ShopRite and the surrounding retail space is expected to open in early 2015, with half of the apartments to follow later that year, Kushner said. Madison Farms is a calculated risk, he said.
“We take a lot of time studying the demographics, studying what we think the community is going to want,” he said.
The area’s density, demographics, access to highways and its public school system are all indicators the tenants will come, Kushner said.
KRE previously developed Liberty Park, a 133-unit apartment complex in Allentown, and collaborated with the Silverman Group on Parkland View, a 378-unit apartment community in Upper Macungie Township. But neither has the retail element.
Madison Farms is a scaled-down version of the Field of Dreams, a development planned by the property’s former owner, Mark Wagner.
Wagner envisioned building a baseball field, six-story hotel and three-story office building and 852 homes on the land his family used to farm. But those plans never came to fruition, despite preliminary approval from Bethlehem Township in 2007.
Plans for Madison Farms prompted some residents to sign a petition opposing the apartment buildings and even file legal challenges to the township’s approval.
On Wednesday, about a decade after the Field of Dreams was introduced, township officials finally saw a groundbreaking.

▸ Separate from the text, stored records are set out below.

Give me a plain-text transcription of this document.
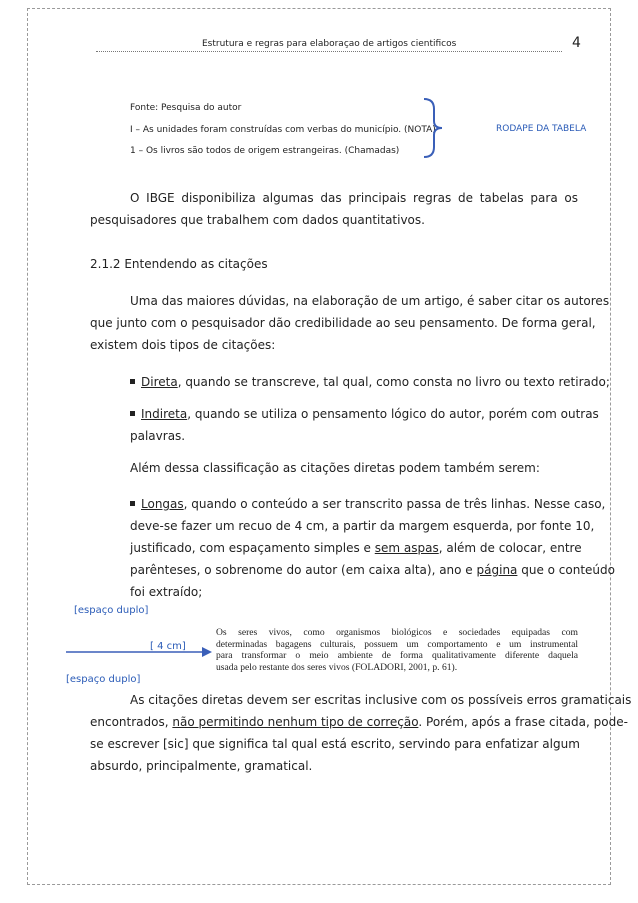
Estrutura e regras para elaboraçao de artigos cientificos	4
Fonte: Pesquisa do autor
I – As unidades foram construídas com verbas do município. (NOTA)
1 – Os livros são todos de origem estrangeiras. (Chamadas)
RODAPE DA TABELA
O IBGE disponibiliza algumas das principais regras de tabelas para os
pesquisadores que trabalhem com dados quantitativos.
2.1.2 Entendendo as citações
Uma das maiores dúvidas, na elaboração de um artigo, é saber citar os autores
que junto com o pesquisador dão credibilidade ao seu pensamento. De forma geral,
existem dois tipos de citações:
Direta, quando se transcreve, tal qual, como consta no livro ou texto retirado;
Indireta, quando se utiliza o pensamento lógico do autor, porém com outras
palavras.
Além dessa classificação as citações diretas podem também serem:
Longas, quando o conteúdo a ser transcrito passa de três linhas. Nesse caso,
deve-se fazer um recuo de 4 cm, a partir da margem esquerda, por fonte 10,
justificado, com espaçamento simples e sem aspas, além de colocar, entre
parênteses, o sobrenome do autor (em caixa alta), ano e página que o conteúdo
foi extraído;
[espaço duplo]
[ 4 cm]
[espaço duplo]
Os seres vivos, como organismos biológicos e sociedades equipadas com
determinadas bagagens culturais, possuem um comportamento e um instrumental
para transformar o meio ambiente de forma qualitativamente diferente daquela
usada pelo restante dos seres vivos (FOLADORI, 2001, p. 61).
As citações diretas devem ser escritas inclusive com os possíveis erros gramaticais
encontrados, não permitindo nenhum tipo de correção. Porém, após a frase citada, pode-
se escrever [sic] que significa tal qual está escrito, servindo para enfatizar algum
absurdo, principalmente, gramatical.
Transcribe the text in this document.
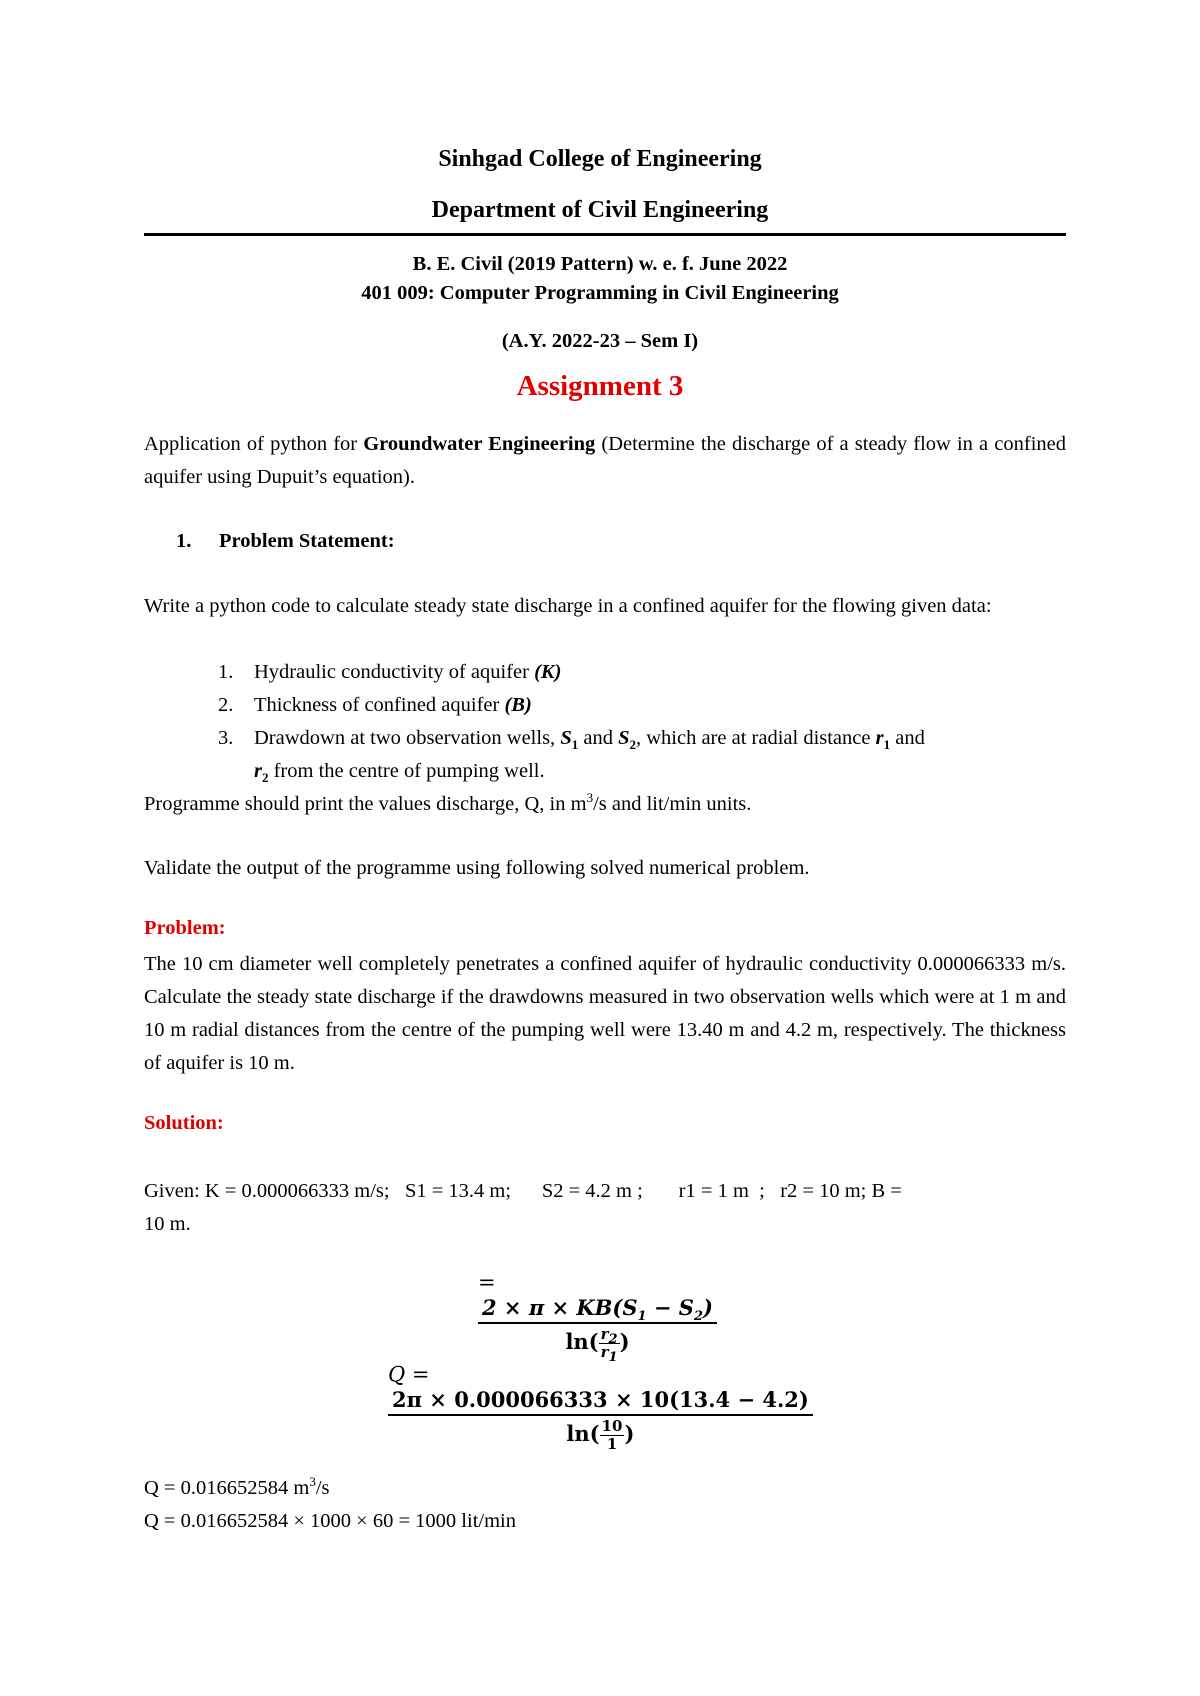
Sinhgad College of Engineering
Department of Civil Engineering
B. E. Civil (2019 Pattern) w. e. f. June 2022
401 009: Computer Programming in Civil Engineering
(A.Y. 2022-23 – Sem I)
Assignment 3
Application of python for Groundwater Engineering (Determine the discharge of a steady flow in a confined aquifer using Dupuit’s equation).
1. Problem Statement:
Write a python code to calculate steady state discharge in a confined aquifer for the flowing given data:
1. Hydraulic conductivity of aquifer (K)
2. Thickness of confined aquifer (B)
3. Drawdown at two observation wells, $S_1$ and $S_2$, which are at radial distance $r_1$ and
$r_2$ from the centre of pumping well.
Programme should print the values discharge, Q, in $m^3/s$ and lit/min units.
Validate the output of the programme using following solved numerical problem.
Problem:
The 10 cm diameter well completely penetrates a confined aquifer of hydraulic conductivity 0.000066333 m/s. Calculate the steady state discharge if the drawdowns measured in two observation wells which were at 1 m and 10 m radial distances from the centre of the pumping well were 13.40 m and 4.2 m, respectively. The thickness of aquifer is 10 m.
Solution:
Given: K = 0.000066333 m/s;   S1 = 13.4 m;      S2 = 4.2 m ;       r1 = 1 m  ;   r2 = 10 m; B =
10 m.
=
$\frac{2 \times \pi \times KB(S_1 - S_2)}{\ln( \frac{r_2}{r_1} )}$
Q =
$\frac{2\pi \times 0.000066333 \times 10(13.4 - 4.2)}{\ln( \frac{10}{1} )}$
Q = 0.016652584 $m^3/s$
Q = 0.016652584 × 1000 × 60 = 1000 lit/min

Paul Weiss, president of the township Board of Commissioners, credited the township staff for helping guide the vision for the property.
“I think it’s going to be a very exciting development,” Weiss said.
ShopRite expects to create 300 jobs. The development is projected to generate hundreds of construction jobs in Bethlehem Township.
The new mixed-use development in Bethlehem Township will have:
• 566 apartments
• 271 single-family or town homes
• 140,000 square feet of retail space, anchored by ShopRite
• 35 acres of open space, including ponds, gazebos and neighborhood parks.